= Public transit etiquette in the United States =

Formal and informal rules for commuters

Public transit etiquette in the United States refers to the formal and informal rules that influence commuter behavior on trains, buses, and other forms of public transportation. While some practices of etiquette are enforced by transit agencies such as rules against eating and drinking, many are unspoken rules like keeping noise to a minimum. Many transit agencies throughout the United States, such as the MBTA and MTA, have launched campaigns to encourage etiquette practices, addressing issues like fare-evasion, manspreading, and priority seating. The COVID-19 pandemic introduced new etiquette expectations like social distancing. Despite these efforts, many challenges remain in enforcement of rules and expectations.

== Common practices ==
Rules and norms govern a range of commuter behavior including the management of space, sounds, smells, and seating.

Riders are expected to be mindful of the space they take. Practices such as taking backpacks off and placing them on the floor next to the commuter are encouraged.
Similarly, commuters are expected to keep noise to a minimum.
Not speaking loudly on the phone, or not speaking on the phone at all is seen as respectful to other commuters. Wearing headphones during commutes and not playing the sound from a phone or speaker is encouraged. Speaking with bus drivers for long periods of time is also viewed as disrespectful or dangerous. Strong odors are discouraged. Some rules forbid eating on public transportation as to avoid strong smells and litter.

These expectations are largely social norms rather than formal rules. While governments and transit agencies may not fine enforce these practices, commuters often regulate through civil inattention. While many transit systems such as the MBTA have regulated seating called "Priority Seating", it is not protected under all US transit services like MARTA. Despite the written rule, there is a norm to give up your seat for people with disabilities, the elderly, and pregnant women.

Users are required to pay fares.
In 2014, 48% of New York MTA bus riders boarded without paying the fare everyday, which is more than double the percentage during the COVID-19 pandemic.
In Boston, the MBTA attempts to prevent fare evasion by issuing warnings and fines of $50-$150.

== Courtesy campaigns ==
In 2014, the MTA launched their "Courtesy Counts" campaign.
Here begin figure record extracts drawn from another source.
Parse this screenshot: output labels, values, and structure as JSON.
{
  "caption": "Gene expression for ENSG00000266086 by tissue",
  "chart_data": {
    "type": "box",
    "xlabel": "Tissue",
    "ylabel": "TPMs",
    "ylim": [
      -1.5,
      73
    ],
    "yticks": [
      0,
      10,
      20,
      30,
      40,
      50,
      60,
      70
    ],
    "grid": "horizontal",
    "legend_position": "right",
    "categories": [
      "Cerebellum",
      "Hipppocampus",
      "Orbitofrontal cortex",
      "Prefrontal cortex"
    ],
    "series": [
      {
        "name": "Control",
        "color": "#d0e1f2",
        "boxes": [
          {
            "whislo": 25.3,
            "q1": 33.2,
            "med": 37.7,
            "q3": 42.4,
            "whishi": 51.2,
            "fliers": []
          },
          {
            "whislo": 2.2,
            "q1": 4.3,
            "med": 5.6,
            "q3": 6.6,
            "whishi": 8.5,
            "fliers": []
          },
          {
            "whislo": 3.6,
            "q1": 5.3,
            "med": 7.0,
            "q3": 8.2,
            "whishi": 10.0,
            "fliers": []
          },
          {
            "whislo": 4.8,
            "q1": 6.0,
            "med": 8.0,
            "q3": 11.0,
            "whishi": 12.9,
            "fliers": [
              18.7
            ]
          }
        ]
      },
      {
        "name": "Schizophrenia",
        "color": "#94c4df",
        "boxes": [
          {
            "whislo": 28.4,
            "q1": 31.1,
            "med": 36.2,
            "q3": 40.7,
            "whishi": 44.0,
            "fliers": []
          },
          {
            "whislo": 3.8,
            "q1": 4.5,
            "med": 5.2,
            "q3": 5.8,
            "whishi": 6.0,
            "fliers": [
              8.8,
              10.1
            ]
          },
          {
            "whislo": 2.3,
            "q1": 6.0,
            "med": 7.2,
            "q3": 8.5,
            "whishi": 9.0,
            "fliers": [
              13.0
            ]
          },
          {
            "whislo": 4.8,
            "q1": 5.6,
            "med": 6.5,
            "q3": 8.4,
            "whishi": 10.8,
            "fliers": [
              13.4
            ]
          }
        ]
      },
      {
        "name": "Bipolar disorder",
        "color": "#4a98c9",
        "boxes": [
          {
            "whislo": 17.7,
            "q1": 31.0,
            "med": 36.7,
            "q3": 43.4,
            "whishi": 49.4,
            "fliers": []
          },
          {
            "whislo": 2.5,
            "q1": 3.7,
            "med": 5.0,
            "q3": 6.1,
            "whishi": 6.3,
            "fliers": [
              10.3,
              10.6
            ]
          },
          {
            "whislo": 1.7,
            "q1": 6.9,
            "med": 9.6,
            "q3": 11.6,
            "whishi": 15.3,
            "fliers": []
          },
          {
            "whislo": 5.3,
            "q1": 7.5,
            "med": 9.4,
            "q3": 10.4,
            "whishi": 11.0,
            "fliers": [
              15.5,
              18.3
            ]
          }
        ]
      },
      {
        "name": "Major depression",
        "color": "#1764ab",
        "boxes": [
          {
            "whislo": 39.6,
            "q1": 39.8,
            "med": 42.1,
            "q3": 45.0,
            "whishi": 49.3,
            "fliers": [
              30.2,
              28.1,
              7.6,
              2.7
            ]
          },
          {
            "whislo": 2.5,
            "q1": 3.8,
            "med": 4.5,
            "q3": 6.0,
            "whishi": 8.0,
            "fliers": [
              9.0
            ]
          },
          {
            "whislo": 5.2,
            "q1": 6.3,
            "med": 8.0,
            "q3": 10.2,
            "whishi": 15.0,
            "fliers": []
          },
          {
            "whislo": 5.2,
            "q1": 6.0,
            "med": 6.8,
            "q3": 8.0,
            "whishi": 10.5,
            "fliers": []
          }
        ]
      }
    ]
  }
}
The campaign was divided in to two categories of behaviors: "Do's" and No No's". Some of the "Do's" consisted of a commuter giving up their seat for a pregnant person and taking off backpacks. Some of the "No No's" consisted of avoiding manspreading, eating on the subway, and dancing.
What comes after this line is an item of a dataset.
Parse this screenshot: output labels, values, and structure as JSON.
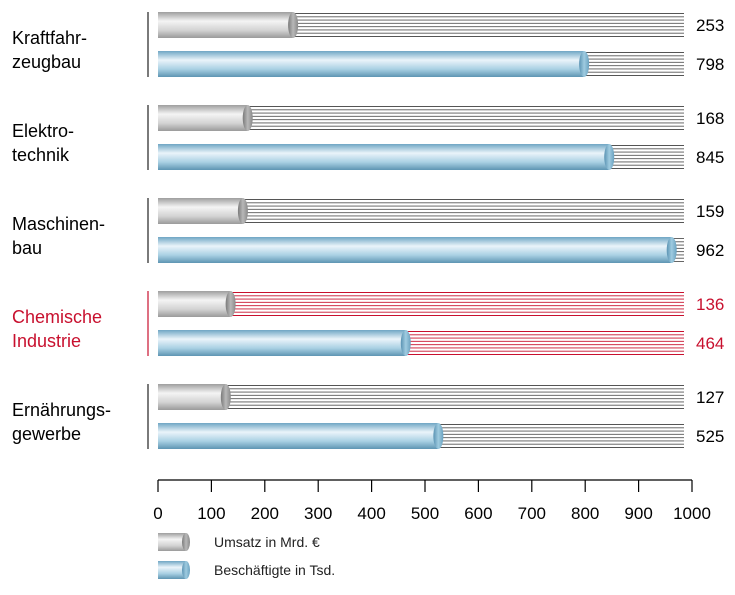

In May 2017, the MTA launched a campaign offering commuters with accessibility needs Oreo-cookie sized buttons that show need for a seat. One of the buttons has written "BABY ON BOARD! Courtesy counts" and the other says "Please offer me a seat". The buttons can be requested online. By September 2017, the MTA has distributed over 21,500 buttons. However, many commuters who used the button said that it did not incentive others to give up their seat.

== COVID-19 response ==
According to UCLA's Institute of Transportation Studies, the COVID-19 pandemic caused a dramatic decrease of commuters using public transportation. In response to COVID-19, major cities in America placed requirements for commuters to use rear doors in order to limit the exposure between bus drivers and passengers. During the pandemic, major cities and fellow commuters attempted to reinforce social distancing. While many cities recognized that it would be difficult to enforce a standard on public transportation, it was generally advice to keep a "healthy distance".